Il diffondersi degli hastag #iorestoacasa oppure #andràtuttobene è la riprova della triangolazione desiderio-emozione-conoscenza. Una triangolazione che genera partecipazione collettiva, che riattiva il senso di comunità e rigenera l’identità nazionale. E’ il contagio del buon esempio. Dove non poté la prescrizione (e all’inizio non poté) ha potuto il comportamento. Sì, il comportamento per emulazione. Se lo fanno gli altri, lo faccio anche io. Se gli altri sopportano tutti questi disagi, li posso sopportare anche io. Senza troppo protestare. E’ una vecchia questione filosofica quella che qui stiamo affrontando. Da sempre si dibatte sulla necessità di svincolare la riproduzione della condotta etica dal solo meccanismo delle prescrizioni normative. La segnalazione di sanzioni giuridiche a fronte di comportamenti sbagliati o in violazione alla legge è certamente uno strumento necessario per ottenere determinati risultati, ma lo è ancor di più la forza del convincimento che quello che si sta facendo è la cosa più giusta per sé e per gli altri. La filosofia, basti rileggere Spinoza, ci spiega che il desiderio (che qualcosa avvenga o che non avvenga), in quanto “essenza della vita”, si sviluppa in due direzioni, una più attiva e l’altra più passiva. La prima: non affidarsi al destino ed entrare nella dimensione pragmatica delle cose per affrontarle, gestirle, governarle. La seconda: avvertire la mancanza di qualcosa che non possiamo riavere in nessun modo, trovandoci esclusivamente nella situazione di dover subire.

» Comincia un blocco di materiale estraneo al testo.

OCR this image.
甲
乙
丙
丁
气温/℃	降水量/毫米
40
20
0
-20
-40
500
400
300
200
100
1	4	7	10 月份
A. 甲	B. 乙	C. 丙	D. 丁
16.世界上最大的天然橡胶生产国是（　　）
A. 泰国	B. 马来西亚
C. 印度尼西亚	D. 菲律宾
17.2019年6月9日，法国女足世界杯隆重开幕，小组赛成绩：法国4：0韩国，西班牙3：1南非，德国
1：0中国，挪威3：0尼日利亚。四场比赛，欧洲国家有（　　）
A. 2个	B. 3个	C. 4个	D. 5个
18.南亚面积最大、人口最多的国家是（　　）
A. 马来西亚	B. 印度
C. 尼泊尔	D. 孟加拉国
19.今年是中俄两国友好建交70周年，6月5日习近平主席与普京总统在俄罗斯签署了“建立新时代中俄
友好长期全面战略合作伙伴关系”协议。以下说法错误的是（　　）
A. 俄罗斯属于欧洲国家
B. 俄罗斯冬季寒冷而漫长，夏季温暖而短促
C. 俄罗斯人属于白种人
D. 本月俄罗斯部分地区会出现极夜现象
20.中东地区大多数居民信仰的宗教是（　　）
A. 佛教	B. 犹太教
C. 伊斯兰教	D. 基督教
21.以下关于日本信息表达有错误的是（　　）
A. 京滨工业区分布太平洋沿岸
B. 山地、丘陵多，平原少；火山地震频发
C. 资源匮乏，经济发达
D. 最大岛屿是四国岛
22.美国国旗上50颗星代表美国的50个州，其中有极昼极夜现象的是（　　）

Le due prospettive sono governate, proprio come sta avvenendo in questi giorni, dalla capacità di tenere in equilibrio emozione e ragione, sensazione e conoscenza. Del resto, il modello platonico-socratico puntava a questo. Il concetto di resilienza, particolarmente evidente in questo frangente della storia del mondo e dell’umanità, si inserisce con forza nelle intercapedini di questo ragionamento. Andare avanti senza arrendersi, nonostante le difficoltà. Anzi, a maggior ragione con le difficoltà. Farlo con o senza ottimismo. Farlo con l’obiettivo di gestire i processi trasformativi in atto, a livello sociale, culturale e appunto antropologico. Quando tutto sarà finito, cambierà la nostra percezione del tempo e dello spazio. Le ore, i minuti che stiamo contando prima dell’arrivo della buona notizia (la regressione del morbo) stanno dando al tempo un altro valore, un’altra dimensione. Stanno mettendo tutti noi nella condizione di capire in che cosa consista l’attesa. Saper attendere. Poter attendere. Dover attendere.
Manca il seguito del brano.